The dance display at the basketball game for Naidoc Week. Brenda Strong

NAIDOC Week a winner

MANY indigenous and non-indigenous people participated in Gladstone NAIDOC week activities last week, including the celebratory march on Friday.

A Gladstone NAIDOC Week committee spokeswoman said there were a lot more non-indigenous people who marched this year, which was pleasing.

The march is about being proud of Aboriginal or Torres Strait Islander descent and showing the richness of Australia’s indigenous cultures.

The majority of Gladstone Regional councillors marched and Cr Clyde Cameron and his band provided musical entertainment at the Marina picnic on Friday.

The picnic was the highlight of the week’s celebrations, with hundreds of people of all ages flocking to the Gladstone Marina to enjoy indigenous culture, music and food.

NAIDOC stands for the National Aboriginal and Islander Day Observance Committee. Its origins can be traced to the emergence of Aboriginal groups in the 1920s which sought to increase awareness in the wider community of the status and treatment of indigenous Australians.

Today, NAIDOC is a celebration of Aboriginal and Torres Strait Islander cultures and an opportunity to recognise the contributions of indigenous Australians in various fields.

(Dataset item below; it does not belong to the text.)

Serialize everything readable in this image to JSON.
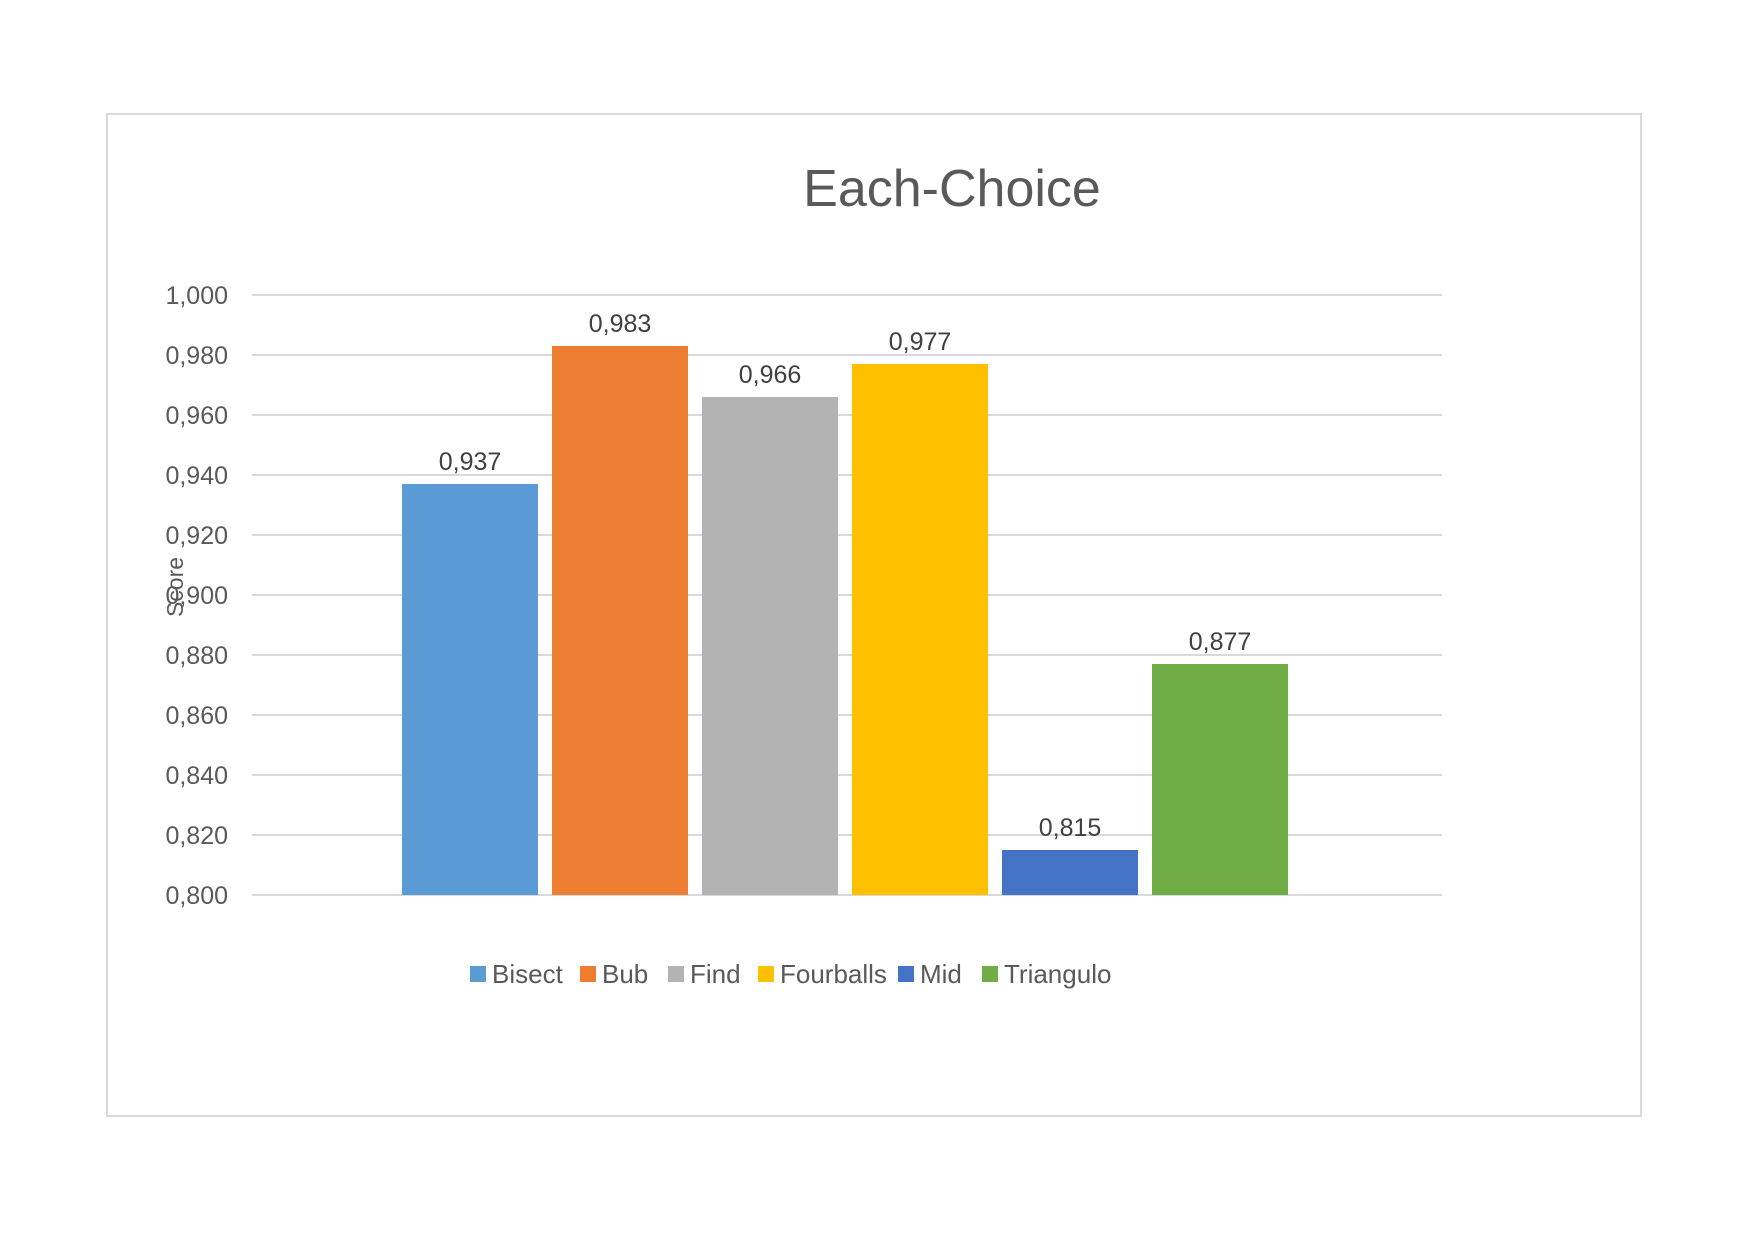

Other activities throughout the week included a flag-raising ceremony in front of the Gladstone Regional Council chambers, the Rio Tinto Alcan trivia night, AP LNG sports day, Gladstone Ports Corporation kids cubbyhouse, a three-on-three basketball competition, Rio Tinto picnic at Gladstone Marina and the Gladstone Art Gallery Unsung Heroes presentation.

The 2010 National NAIDOC theme is Unsung Heroes - Closing the Gap by Leading Their Way. Many unsung Aboriginal and Torres Strait Islander people have made huge contributions to Australian society.

‘Unsung heroes’ recognises the part played by the quiet achievers in the Indigenous community, both now and in the past. These heroes lead by taking their own paths, and in doing so, helping other indigenous people to set their own direction for the future.

The theme asserts indigenous ownership of ‘closing the gap’. The gaps that need to be closed include those between indigenous and non-indigenous Australians and gaps in knowledge and understanding.

The golf day at Gladstone was postponed due to wet weather, but will be rescheduled later this month.